Barbeque sliced beef and bread
Rib and sausage and a cold Big Red
Barbeque makes old ones feel young
Barbeque makes everybody someone
We were all feeling, well, distraught: Tyler Anderson had been out for the season; Jon Gray underwent surgery for a foot fracture; Kyle Freeland suffered a groin pull; Antonio Senzatela was in Albuquerque. Why be excited about some guy no one had ever heard of?
Was I ever wrong.
Before the day had ended, the Rockies had won, and Melville had pitched 7 innings, giving up two hits, one run (earned), two walks, four strikeouts. Plus, he had a hit and two RBI. To be fair, he’s not a remarkable-looking fellow: a big guy, chunky, ruddy cheeked with a great smile. But his breaking stuff was terrific. (Purple Row dubbed his curveball “The Harpoon.”) Tim Melville’s pitching was an oasis in what had been an August of despair, the end to any post-season dreams the team may have had.
On Monday, Melville had his Coors Field debut, which ended with the Rockies walking off the Braves. He went five innings, giving up no hits, three walks, and throwing six strikeouts. It was another bright moment. In that game, Melville became only the sixth pitcher in Rockies history to throw five or more scoreless innings in his Coors Field debut — no one had done it since Drew Pomeranz in 2011. (After two games, Melville’s bWAR is 0.9.)

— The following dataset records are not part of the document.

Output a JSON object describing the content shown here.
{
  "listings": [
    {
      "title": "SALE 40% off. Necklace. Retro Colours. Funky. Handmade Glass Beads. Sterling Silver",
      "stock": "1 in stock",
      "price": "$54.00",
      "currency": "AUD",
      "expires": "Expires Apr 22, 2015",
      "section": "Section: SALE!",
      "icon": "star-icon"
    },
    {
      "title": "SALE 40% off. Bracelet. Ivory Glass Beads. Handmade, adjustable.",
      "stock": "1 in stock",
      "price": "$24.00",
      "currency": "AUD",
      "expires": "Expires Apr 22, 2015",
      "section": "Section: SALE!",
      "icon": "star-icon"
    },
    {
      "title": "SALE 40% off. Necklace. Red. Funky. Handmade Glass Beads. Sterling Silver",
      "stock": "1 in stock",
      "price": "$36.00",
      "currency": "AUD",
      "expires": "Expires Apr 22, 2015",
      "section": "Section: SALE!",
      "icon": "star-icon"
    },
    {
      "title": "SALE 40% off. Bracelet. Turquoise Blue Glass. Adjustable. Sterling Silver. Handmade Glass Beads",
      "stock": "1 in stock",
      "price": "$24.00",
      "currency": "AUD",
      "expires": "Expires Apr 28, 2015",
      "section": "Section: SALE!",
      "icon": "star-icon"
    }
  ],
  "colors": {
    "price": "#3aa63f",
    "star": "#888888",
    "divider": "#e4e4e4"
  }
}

Just to be clear, August wasn’t all bad, and there were other highlights, but if I’m picking an August MVP for the Rockies, it has to be Melville.
Yes, he has pitched well in a team desperate for good starting pitching — and I do not want to undervalue how important that is. But perhaps even more, Melville has brought hope with him — maybe not for the 2019 Rockies, but he embodies what can come from struggle.
Nick Groke writes, in 2008 Melville was the top high school pitcher in the country, a fourth-round draft pick by the Kansas City Royals. He had Tommy John surgery in 2012, moving between various minor-league systems. In 2016, he debuted for the Reds, and in 2017 pitched in three games between the Twins and Padres. And that was it.
Then in November 2018, he landed at Little Miss BBQ, not too far from Chase Field, where he went to study the art of barbeque. (Just read Groke’s profile.) In April, he went to a D-backs game and wondered if he could still pitch, so he entered the Atlantic League, doing good work there before Steve Foster sent him an invite to join the Rockies minor league system. On August 21, the Rockies brought him back to the majors.
Now that’s a story.
It turns out, Melville’s persistence and learning from past failures explains his current success. He carries it in his body. As Jack Etkin explains:
Foster described Melville as long, lean and loose five years ago. He’s listed at 6-foot-4 and 235 pounds and is definitely not lean. Melville twists slightly to his right in his delivery. When asked if he hides the ball in his windup, Melville said he, indeed, might and then pointed to the origin of his deception: his belly.
“Different body, different frame, maturity in his ability to talk the game,” Foster said. “He was young, he was a kid, he was learning. He had a little bit of that brashness to him that I’m going to throw it past everybody.
There is real joy that comes with watching a pitcher who is in the zone — and Melville has absolutely been that — but at the end of the day, Tim Melville is having fun — so much fun, infectious fun. He is happy to be where he is right now, doing what he is doing, and he knows that it took him a long time to get here, and he understands that this may not last, and so right now, while it is good, Melville is enjoying every last minute of it, with the enthusiasm of a starving man finally enjoying a good meal.
In his YouTube post-game interview after the Rockies’ walk-off, Melville was almost giddy, answering questions and smiling while wearing a Jomboy “I LOVE BASEBALL” t-shirt.
The joy takes focus on Instagram (@timelville) where he has fewer than 1800 followers. Tuesday morning, he went to the Denver Zoo and Instagrammed some gorillas before heading off to Roaming Buffalo BBQ and surveying the place with the eye of a connoisseur: the smoker, the dining area, the staff, and finally his meal: meat, beans, and cornbread. Wednesday morning, he was off to Owlbear Barbecue. Let me recommend this RoxPile conversation where Melville speaks about the joys of barbeque and food in general. “Barbeque makes everyone someone,” indeed (though having nasty breaking stuff helps).
Everything about Tim Melville is joyous. That’s good for the Rockies, who could use some joy right now (in addition to some starting pitching), and it’s good for fans, especially during this slog of a disappointing season. The Rockies have Tim Melville to remind them (and the rest of us) that baseball is fun, that carpe diem is a pretty good life philosophy, and that maybe the struggles of 2019 are necessary for a successful 2020.
Bud Black likes to say, “That’s baseball” as a way of explaining the often-disappointing randomness of a wonderfully mysterious game. Right now, Tim Melville is living the other side of “That’s baseball,” which is all about wonder. And that’s worth celebrating.